Ive had these for years and could never quite put my finger on what species they are. The one is obviously painted to look like a caribe but its obviously not. The all have similar body shape and I can tell they arent nattereri. 
Whats your guys guess?


----------



## Guest (May 4, 2011)

That paint job on the first one is so life like









First one looks very rhom like, but then why did they try to paint it to look like a cariba. 
I'm passing on even trying to ID, I'm still laughing at that humeral spot


----------



## Johnny_Zanni (Nov 8, 2009)

Rhom and Natts.


----------



## BRUNER247 (Jun 2, 2010)

Cool. I'd repaint first one so it at least matches the others. Need any babies to round out your collection? Lol


----------



## Smoke (Sep 8, 2010)

Rhom dressing as a cariba?


----------



## scent troll (Apr 4, 2005)

rhombs eh? thats my guess too. i think i might touch these up.

what kinda paint should i use to touch em up?


----------



## serrasalmus_ve (Feb 12, 2008)

Nice Yack Densy


----------



## His Majesty (Apr 5, 2005)

thats a horrific paint job. the first one im pretty sure is a rhom. the other 3 look like rhoms but im in no way 100% sure. the last one kinda looks like a manny to me. i dont know why. something about its skull area. could just be me seeing sh*t


----------



## Sylar_92 (Dec 15, 2010)

First one is a rhom and the others are pygos. Horrible paint job on the rhom though lol, guess the person who painted it tried to make more money by dressing it up as a cariba. I would do a repaint of those guys.
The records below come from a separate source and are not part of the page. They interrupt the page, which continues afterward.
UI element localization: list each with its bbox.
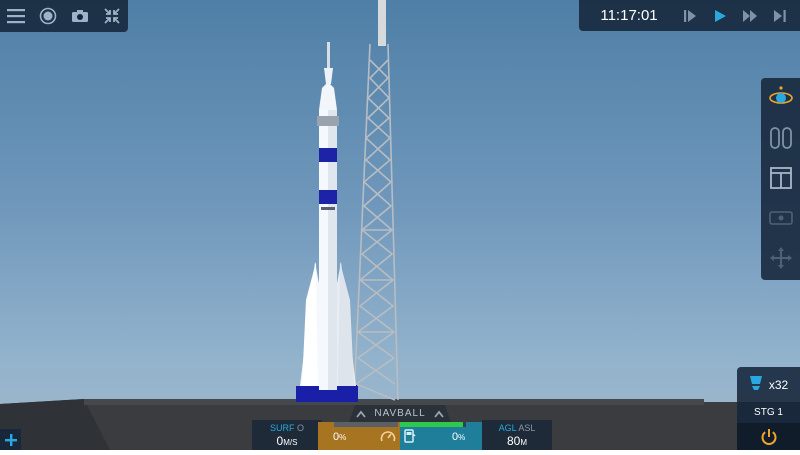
launch-pad-scene [0,0,800,450]
activate-stage-button[interactable] [737,423,800,450]
record-icon[interactable] [37,5,59,27]
altitude-value: 80 [506,434,521,448]
rocket [296,42,358,402]
chevron-up-icon [433,405,444,422]
menu-icon[interactable] [5,5,27,27]
part-list-icon[interactable] [761,118,800,158]
throttle-bar-track [334,422,398,427]
navball-label: NAVBALL [374,408,426,419]
plus-icon [4,433,17,446]
right-toolbar [761,78,800,280]
gauge-icon [380,429,396,448]
layout-icon[interactable] [761,158,800,198]
orbit-view-icon[interactable] [761,78,800,118]
launch-tower [353,0,399,401]
velocity-readout[interactable]: SURF O 0M/S [252,420,322,450]
power-icon [761,428,776,445]
surf-label: SURF [269,423,295,433]
fuel-readout: 0% [452,431,465,443]
game-clock: 11:17:01 [600,7,658,24]
chevron-up-icon [356,405,367,422]
fuel-bar-fill [400,422,463,427]
play-icon[interactable] [705,0,735,31]
scene-graphics [0,0,800,450]
fast-forward-icon[interactable] [735,0,765,31]
collapse-icon[interactable] [101,5,123,27]
camera-icon[interactable] [69,5,91,27]
velocity-unit: M/S [283,438,298,447]
part-count: x32 [768,378,789,392]
fuel-icon [404,429,416,448]
time-controls: 11:17:01 [579,0,800,31]
altitude-unit: M [520,438,528,447]
altitude-readout[interactable]: AGL ASL 80M [482,420,552,450]
step-back-icon[interactable] [675,0,705,31]
fuel-unit: % [458,433,466,442]
agl-label: AGL [498,423,517,433]
stage-panel: x32 STG 1 [737,367,800,450]
agl-sub: ASL [518,423,536,433]
throttle-unit: % [339,433,347,442]
ticket-icon[interactable] [761,198,800,238]
add-button[interactable] [0,429,21,450]
move-icon[interactable] [761,238,800,278]
surf-sub: O [297,423,305,433]
decoupler-icon [749,375,763,396]
throttle-readout: 0% [333,431,346,443]
navball-toggle[interactable]: NAVBALL [349,405,451,422]
skip-icon[interactable] [765,0,795,31]
stage-label: STG 1 [754,407,783,418]
top-left-toolbar [0,0,128,32]
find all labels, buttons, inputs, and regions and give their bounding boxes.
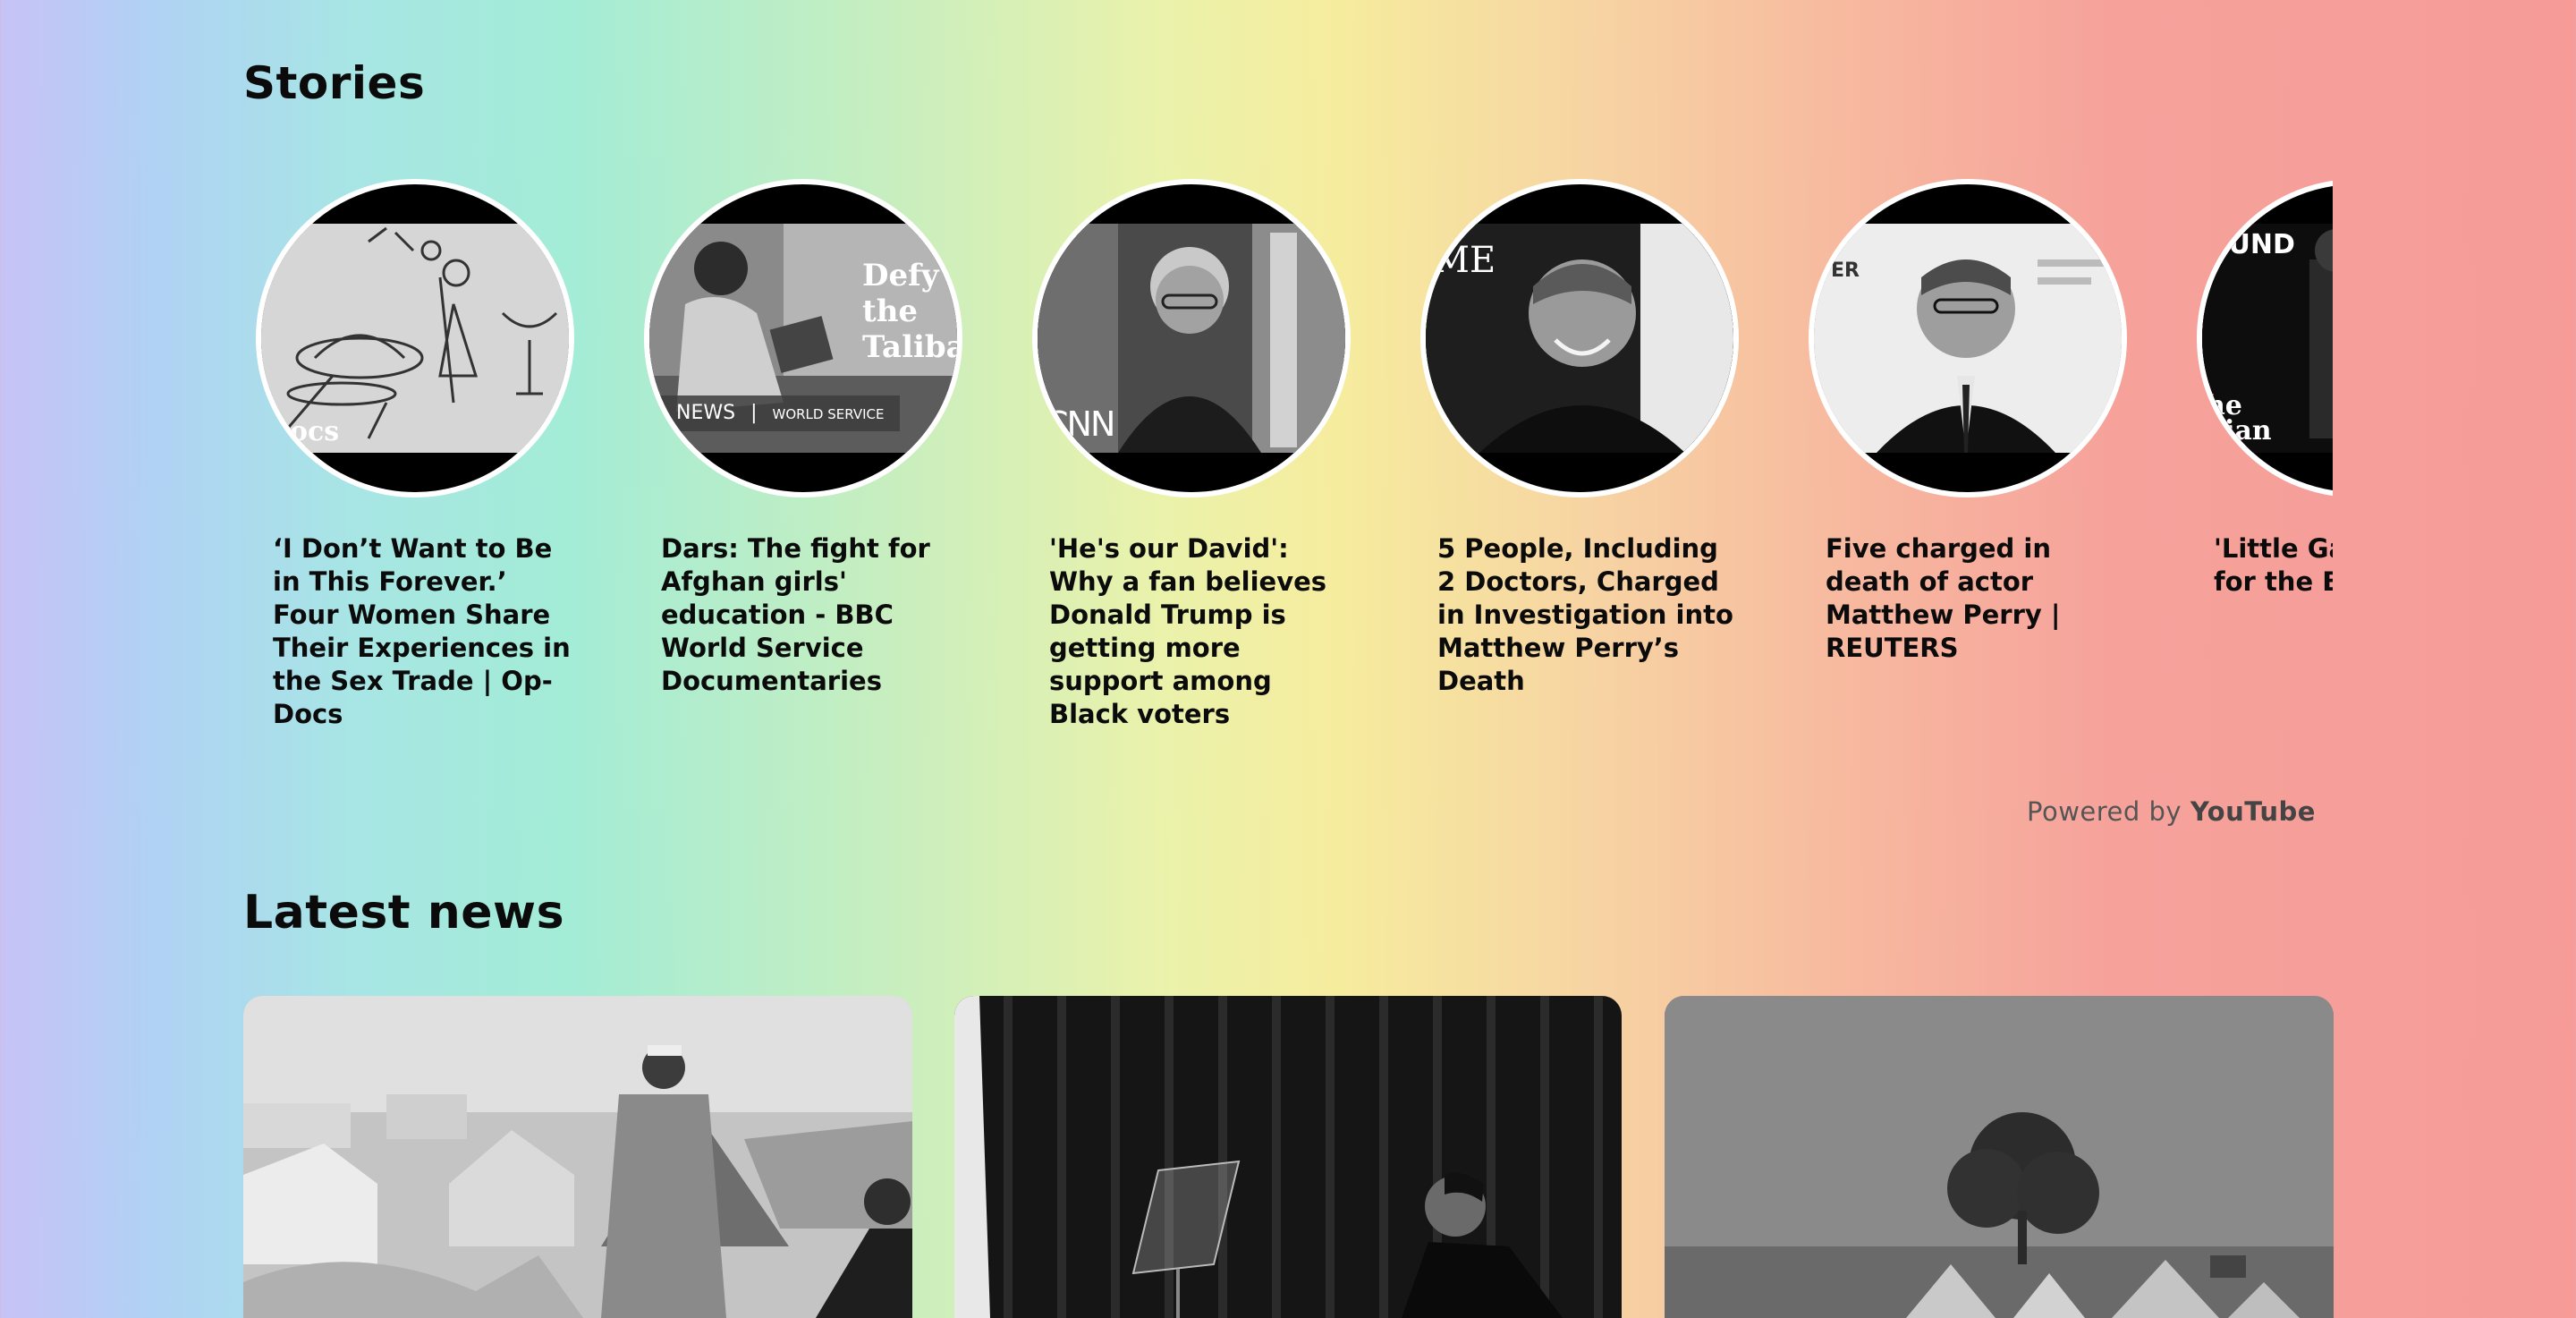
story-thumb-label: ME — [1433, 240, 1496, 281]
powered-by-label: Powered by — [2027, 796, 2182, 827]
story-thumb-label: Defy the Taliba — [862, 258, 957, 365]
story-thumb-label: TER — [1818, 259, 1860, 282]
story-thumbnail[interactable]: Defy the Taliba NEWS | WORLD SERVICE — [644, 179, 962, 497]
story-thumb-label-2: he dian — [2206, 390, 2272, 446]
cnn-logo: CNN — [1045, 404, 1115, 444]
story-title[interactable]: 'He's our David': Why a fan believes Don… — [1049, 532, 1349, 731]
story-title[interactable]: Dars: The fight for Afghan girls' educat… — [661, 532, 961, 698]
youtube-brand[interactable]: YouTube — [2190, 796, 2316, 827]
news-card[interactable] — [1665, 996, 2334, 1318]
news-card-image — [954, 996, 1622, 1318]
stories-heading: Stories — [243, 57, 426, 109]
story-title[interactable]: 5 People, Including 2 Doctors, Charged i… — [1437, 532, 1737, 698]
story-title[interactable]: ‘I Don’t Want to Be in This Forever.’ Fo… — [273, 532, 572, 731]
badge-service-label: WORLD SERVICE — [772, 406, 885, 422]
bbc-badge: NEWS | WORLD SERVICE — [649, 395, 900, 431]
news-card[interactable] — [243, 996, 912, 1318]
story-thumb-label: Docs — [267, 416, 340, 447]
badge-news-label: NEWS — [676, 402, 736, 424]
story-image — [1814, 224, 2122, 453]
story-title[interactable]: Five charged in death of actor Matthew P… — [1826, 532, 2125, 665]
news-card-image — [243, 996, 912, 1318]
story-thumbnail[interactable]: ME — [1420, 179, 1739, 497]
story-title[interactable]: 'Little Gaza' fight for the Bank — [2214, 532, 2333, 599]
stories-carousel[interactable]: Docs ‘I Don’t Want to Be in This Forever… — [243, 179, 2333, 734]
story-thumbnail[interactable]: TER — [1809, 179, 2127, 497]
news-card-image — [1665, 996, 2334, 1318]
story-thumbnail[interactable]: CNN — [1032, 179, 1351, 497]
latest-news-heading: Latest news — [243, 886, 565, 940]
powered-by-youtube[interactable]: Powered by YouTube — [2027, 796, 2316, 827]
news-card[interactable] — [954, 996, 1622, 1318]
story-thumbnail[interactable]: Docs — [256, 179, 574, 497]
story-thumbnail[interactable]: OUND he dian — [2197, 179, 2333, 497]
story-thumb-label: OUND — [2206, 229, 2295, 260]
Nice pics though







, really cool to see these because I havent seen these before







. Most animals I've seen stuffed or preserved are either mammals, birds, reptiles, the local fish and some insects but never seen piranha like this.


----------



## scent troll (Apr 4, 2005)

yeah i bought em off ebay years ago when i first got into piranha. i actually owned these before i owned piranha.

its cool to have them because you can touch the teeth and feel how sharp they really are. if i push moderatly they would almost certainly cut the skin.

but im definitely doing a new paint scheme on them all. i never even thought about doing that until you guys responded. ill post an update pic. im thinking a nice dark rhomb and i wanna get those eyes red too

itll be a good hobby when im up all night with the baby lol


----------



## Guest (May 8, 2011)

lol, good hobby.

- I've never seen you in this bar before, what do you do in your spare time?
- I paint dead fish, you?
- *crickets chirping*


----------